My one cousin is sitting on his RM's advisory board for a pilot project focusing on environmental stewardship. It's an area pocked with sloughs, and he was telling me about the benefits of leaving and/or aggregating the wetland areas in fields: increased biodiversity including pollinators and predatory insects, and less water erosion immediately spring to mind. He and his family also like to have cook-outs near one picturesque slough on their land. But lots of farmers like to drain wetlands and seed them, because driving around them takes more time and they want every bit of their land to yield a crop. My cousin figures this is a bit silly - often, the drained bits are still too wet to seed when the rest of the field is ready, then they get all weedy, and you have to spray more. Despite the benefits of maintaining the wetlands, my cousin estimated that maybe ten to twenty percent of farmers in his area would take up the practice.
Flooding in Yellowgrass in 2011, picture courtesy of CBC Sask. |
The spring of 2011 saw unprecedented torrential rains and flooding in a vast area of southern Saskatchewan. I don't think I'm crazy for suggesting that wetlands could have helped mitigate the damage, but apparently dams, dikes, and disaster assistance are the Saskatchewan answers. Manitobans probably don't think I'm crazy, either.
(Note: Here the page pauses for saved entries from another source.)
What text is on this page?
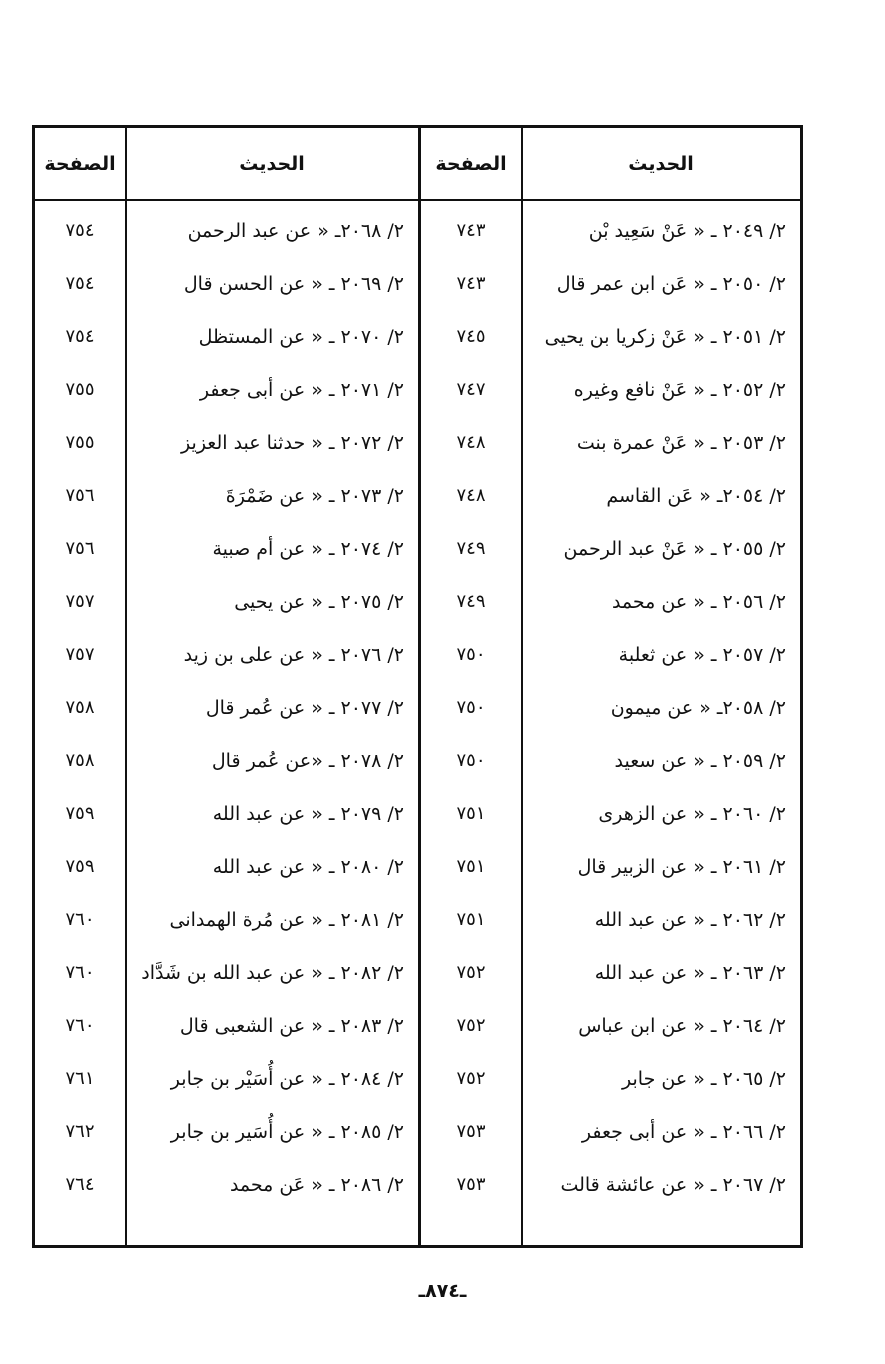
الحديث
الصفحة
الحديث
الصفحة
٢/ ٢٠٤٩ ـ « عَنْ سَعِيد بْن
٧٤٣
٢/ ٢٠٦٨ـ « عن عبد الرحمن
٧٥٤
٢/ ٢٠٥٠ ـ « عَن ابن عمر قال
٧٤٣
٢/ ٢٠٦٩ ـ « عن الحسن قال
٧٥٤
٢/ ٢٠٥١ ـ « عَنْ زكريا بن يحيى
٧٤٥
٢/ ٢٠٧٠ ـ « عن المستظل
٧٥٤
٢/ ٢٠٥٢ ـ « عَنْ نافع وغيره
٧٤٧
٢/ ٢٠٧١ ـ « عن أبى جعفر
٧٥٥
٢/ ٢٠٥٣ ـ « عَنْ عمرة بنت
٧٤٨
٢/ ٢٠٧٢ ـ « حدثنا عبد العزيز
٧٥٥
٢/ ٢٠٥٤ـ « عَن القاسم
٧٤٨
٢/ ٢٠٧٣ ـ « عن ضَمْرَةَ
٧٥٦
٢/ ٢٠٥٥ ـ « عَنْ عبد الرحمن
٧٤٩
٢/ ٢٠٧٤ ـ « عن أم صبية
٧٥٦
٢/ ٢٠٥٦ ـ « عن محمد
٧٤٩
٢/ ٢٠٧٥ ـ « عن يحيى
٧٥٧
٢/ ٢٠٥٧ ـ « عن ثعلبة
٧٥٠
٢/ ٢٠٧٦ ـ « عن على بن زيد
٧٥٧
٢/ ٢٠٥٨ـ « عن ميمون
٧٥٠
٢/ ٢٠٧٧ ـ « عن عُمر قال
٧٥٨
٢/ ٢٠٥٩ ـ « عن سعيد
٧٥٠
٢/ ٢٠٧٨ ـ «عن عُمر قال
٧٥٨
٢/ ٢٠٦٠ ـ « عن الزهرى
٧٥١
٢/ ٢٠٧٩ ـ « عن عبد الله
٧٥٩
٢/ ٢٠٦١ ـ « عن الزبير قال
٧٥١
٢/ ٢٠٨٠ ـ « عن عبد الله
٧٥٩
٢/ ٢٠٦٢ ـ « عن عبد الله
٧٥١
٢/ ٢٠٨١ ـ « عن مُرة الهمدانى
٧٦٠
٢/ ٢٠٦٣ ـ « عن عبد الله
٧٥٢
٢/ ٢٠٨٢ ـ « عن عبد الله بن شَدَّاد
٧٦٠
٢/ ٢٠٦٤ ـ « عن ابن عباس
٧٥٢
٢/ ٢٠٨٣ ـ « عن الشعبى قال
٧٦٠
٢/ ٢٠٦٥ ـ « عن جابر
٧٥٢
٢/ ٢٠٨٤ ـ « عن أُسَيْر بن جابر
٧٦١
٢/ ٢٠٦٦ ـ « عن أبى جعفر
٧٥٣
٢/ ٢٠٨٥ ـ « عن أُسَير بن جابر
٧٦٢
٢/ ٢٠٦٧ ـ « عن عائشة قالت
٧٥٣
٢/ ٢٠٨٦ ـ « عَن محمد
٧٦٤
ـ٨٧٤ـ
Many of them have connected the dots and realized the importance of wetlands What will it take before Saskatchewan does too?
Turns there's something else that provides the service of water retention and can reduce flood risk. Unfortunately, it also gets in the way of being able to drive a tractor in a straight line for miles. That's right - shelterbelts - which are going to become even more of an endangered species since the federal government cut funding to the PFRA shelterbelt program.